Vor allem die deutsche LISA-Studie (Lifestyle-Immune-System-Allergy) der Jahre 1997 bis 2006 hat belegt, daß Kinder, deren Eltern sich getrennt hatten, dreimal so oft unter Neurodermitis leiden, wie Kinder, deren Eltern zusammenleben.

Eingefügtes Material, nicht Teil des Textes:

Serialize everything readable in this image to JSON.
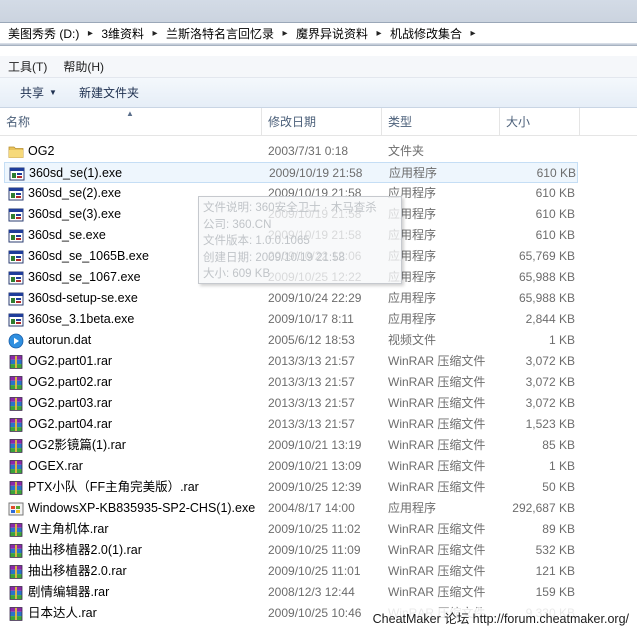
{
  "breadcrumb": [
    "美图秀秀 (D:)",
    "3维资料",
    "兰斯洛特名言回忆录",
    "魔界异说资料",
    "机战修改集合"
  ],
  "menu": [
    "工具(T)",
    "帮助(H)"
  ],
  "toolbar": {
    "share": "共享",
    "new_folder": "新建文件夹"
  },
  "columns": {
    "name": "名称",
    "date": "修改日期",
    "type": "类型",
    "size": "大小"
  },
  "files": [
    {
      "name": "OG2",
      "date": "2003/7/31 0:18",
      "type": "文件夹",
      "size": "",
      "icon": "folder"
    },
    {
      "name": "360sd_se(1).exe",
      "date": "2009/10/19 21:58",
      "type": "应用程序",
      "size": "610 KB",
      "icon": "exe"
    },
    {
      "name": "360sd_se(2).exe",
      "date": "2009/10/19 21:58",
      "type": "应用程序",
      "size": "610 KB",
      "icon": "exe"
    },
    {
      "name": "360sd_se(3).exe",
      "date": "2009/10/19 21:58",
      "type": "应用程序",
      "size": "610 KB",
      "icon": "exe"
    },
    {
      "name": "360sd_se.exe",
      "date": "2009/10/19 21:58",
      "type": "应用程序",
      "size": "610 KB",
      "icon": "exe"
    },
    {
      "name": "360sd_se_1065B.exe",
      "date": "2009/10/22 12:06",
      "type": "应用程序",
      "size": "65,769 KB",
      "icon": "exe"
    },
    {
      "name": "360sd_se_1067.exe",
      "date": "2009/10/25 12:22",
      "type": "应用程序",
      "size": "65,988 KB",
      "icon": "exe"
    },
    {
      "name": "360sd-setup-se.exe",
      "date": "2009/10/24 22:29",
      "type": "应用程序",
      "size": "65,988 KB",
      "icon": "exe"
    },
    {
      "name": "360se_3.1beta.exe",
      "date": "2009/10/17 8:11",
      "type": "应用程序",
      "size": "2,844 KB",
      "icon": "exe"
    },
    {
      "name": "autorun.dat",
      "date": "2005/6/12 18:53",
      "type": "视频文件",
      "size": "1 KB",
      "icon": "video"
    },
    {
      "name": "OG2.part01.rar",
      "date": "2013/3/13 21:57",
      "type": "WinRAR 压缩文件",
      "size": "3,072 KB",
      "icon": "rar"
    },
    {
      "name": "OG2.part02.rar",
      "date": "2013/3/13 21:57",
      "type": "WinRAR 压缩文件",
      "size": "3,072 KB",
      "icon": "rar"
    },
    {
      "name": "OG2.part03.rar",
      "date": "2013/3/13 21:57",
      "type": "WinRAR 压缩文件",
      "size": "3,072 KB",
      "icon": "rar"
    },
    {
      "name": "OG2.part04.rar",
      "date": "2013/3/13 21:57",
      "type": "WinRAR 压缩文件",
      "size": "1,523 KB",
      "icon": "rar"
    },
    {
      "name": "OG2影镜篇(1).rar",
      "date": "2009/10/21 13:19",
      "type": "WinRAR 压缩文件",
      "size": "85 KB",
      "icon": "rar"
    },
    {
      "name": "OGEX.rar",
      "date": "2009/10/21 13:09",
      "type": "WinRAR 压缩文件",
      "size": "1 KB",
      "icon": "rar"
    },
    {
      "name": "PTX小队（FF主角完美版）.rar",
      "date": "2009/10/25 12:39",
      "type": "WinRAR 压缩文件",
      "size": "50 KB",
      "icon": "rar"
    },
    {
      "name": "WindowsXP-KB835935-SP2-CHS(1).exe",
      "date": "2004/8/17 14:00",
      "type": "应用程序",
      "size": "292,687 KB",
      "icon": "win"
    },
    {
      "name": "W主角机体.rar",
      "date": "2009/10/25 11:02",
      "type": "WinRAR 压缩文件",
      "size": "89 KB",
      "icon": "rar"
    },
    {
      "name": "抽出移植器2.0(1).rar",
      "date": "2009/10/25 11:09",
      "type": "WinRAR 压缩文件",
      "size": "532 KB",
      "icon": "rar"
    },
    {
      "name": "抽出移植器2.0.rar",
      "date": "2009/10/25 11:01",
      "type": "WinRAR 压缩文件",
      "size": "121 KB",
      "icon": "rar"
    },
    {
      "name": "剧情编辑器.rar",
      "date": "2008/12/3 12:44",
      "type": "WinRAR 压缩文件",
      "size": "159 KB",
      "icon": "rar"
    },
    {
      "name": "日本达人.rar",
      "date": "2009/10/25 10:46",
      "type": "WinRAR 压缩文件",
      "size": "9,330 KB",
      "icon": "rar"
    }
  ],
  "tooltip": {
    "lines": [
      "文件说明: 360安全卫士 · 木马查杀",
      "公司: 360.CN",
      "文件版本: 1.0.0.1065",
      "创建日期: 2009/10/19 21:58",
      "大小: 609 KB"
    ]
  },
  "watermark": "CheatMaker 论坛 http://forum.cheatmaker.org/"
}
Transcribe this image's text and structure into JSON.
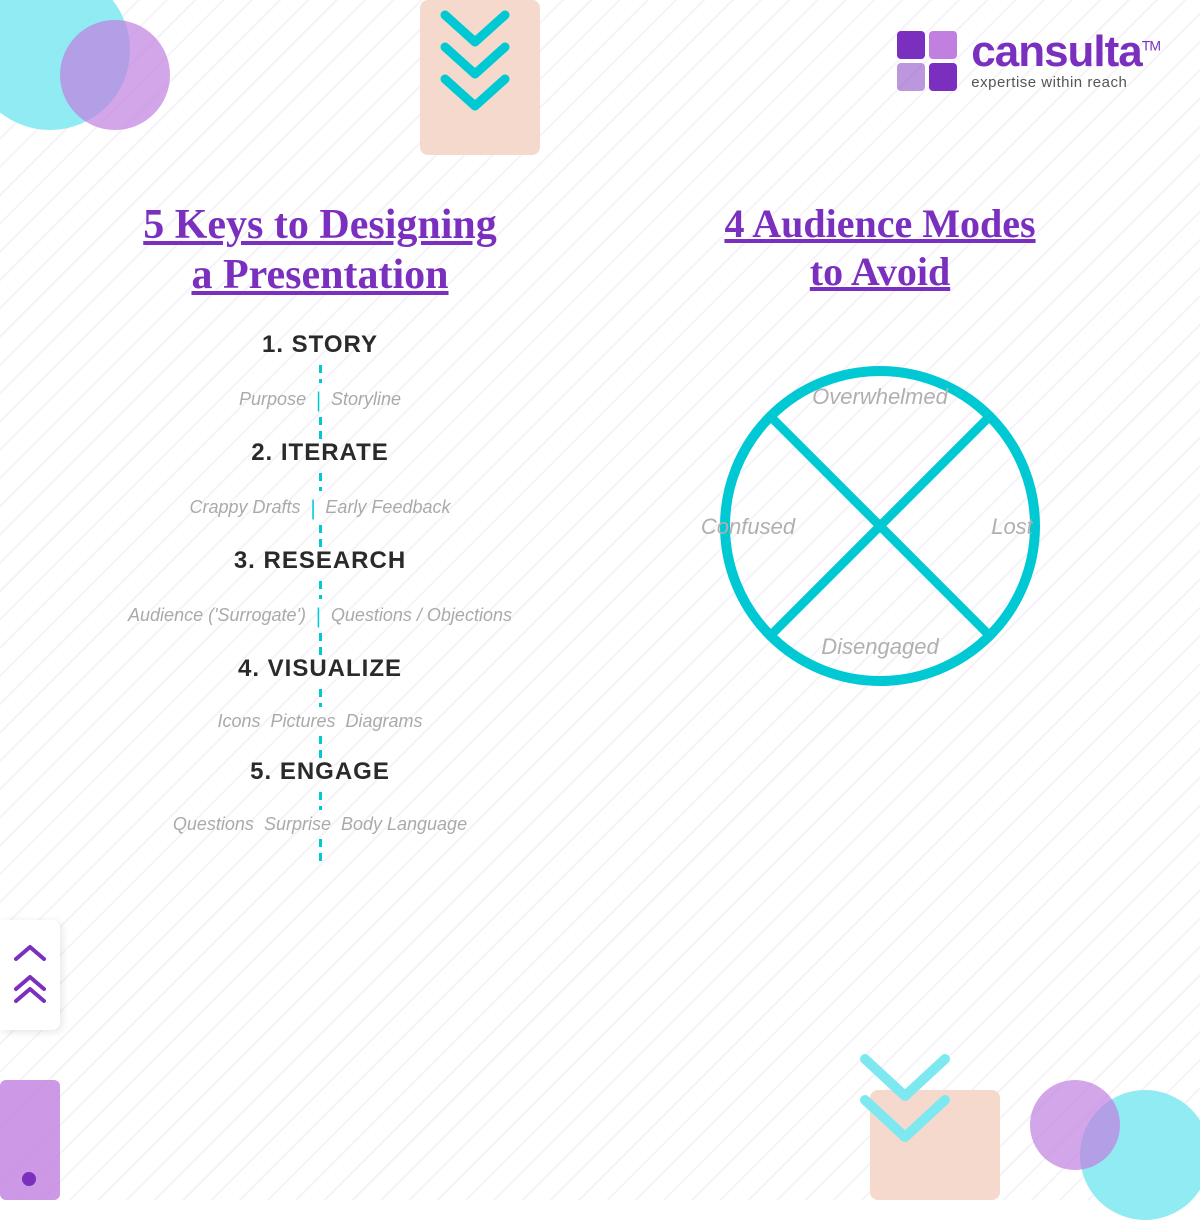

„Streß und psychische Probleme haben einen deutlichen Einfluß auf das Immunsystem und können eine bestehende Neurodermitis verschlimmern“, bestätigt Professor Torsten Schäfer von der Deutschen Gesellschaft für Allergologie und Klinische Immunologie (DGKAI). Erste Hinweise auf einen Zusammenhang hatte 1972 der US-Dermatologe Brown geliefert.  15 Jahre später schrieb der deutsche Allergologe Ernst August Stemmann in seinem Buch „Neurodermitis ist heilbar“: „Ein Ekzem tritt häufig erstmals in einer stark belastenden Situation auf, so zum Beispiel wenn sich Eltern eines Kindes trennen.“ Ähnlich, wie die Muskulatur starr wird bei Schrecken, scheint die Haut zu reagieren, wenn ein traumatisches Trennungserlebnis stattfindet, dem das betroffene Kind hilflos ausgeliefert ist und sich verraten, gedemütigt und gekränkt fühlt, mutmaßte Stemmann damals. Mit den aktuellen Ergebnissen ist nun belegt, daß ein Trennungsereignis das Immunsystem auf direktem Weg beeinflußt. Mit Trennungserlebnis meinen die Forscher auch einen gewöhnlichen Umzug. Schwere Erkrankungen, der Tod eines Angehörigen oder auch die plötzliche Arbeitslosigkeit eines Elternteils – das hatte die LISA-Studie ebenfalls gezeigt – haben dagegen offenbar keinen Einfluß auf die Entwicklung einer Allergie. „Dieses Ergebnis war überraschend für uns, denn natürlich löst auch eine schwere Krankheit oder gar der Tod eines Angehörigen großen Streß aus“, sagt Schäfer und vermutet: „Möglicherweise lassen solche Erlebnisse die Familie näher zusammenrücken, so daß ein Kleinkind mehr soziale Aufmerksamkeit erhält, die sich günstig auswirkt.“

 Die Helmholtz-Forscher jedenfalls fanden in den Blutproben von Kindern die von elterlicher Arbeitslosigkeit, Krankheit oder Tod betroffen waren keine erhöhten Streßpeptidkonzentrationen. „So tragisch diese Ereignisse auch sind, offenbar sind sie jedoch für die Streßreaktionen von Kindern von geringerer Bedeutung als beispielsweise eine Trennung oder Scheidung der Eltern“, schlußfolgern Irina Lehmann und Gunda Herberth vom Helmholtz-Zentrum für Umweltforschung Leipzig.            R.K.

Foto: Kinder brauchen Geborgenheit: Streß und psychische Probleme können Allergien auslösen oder verstärken.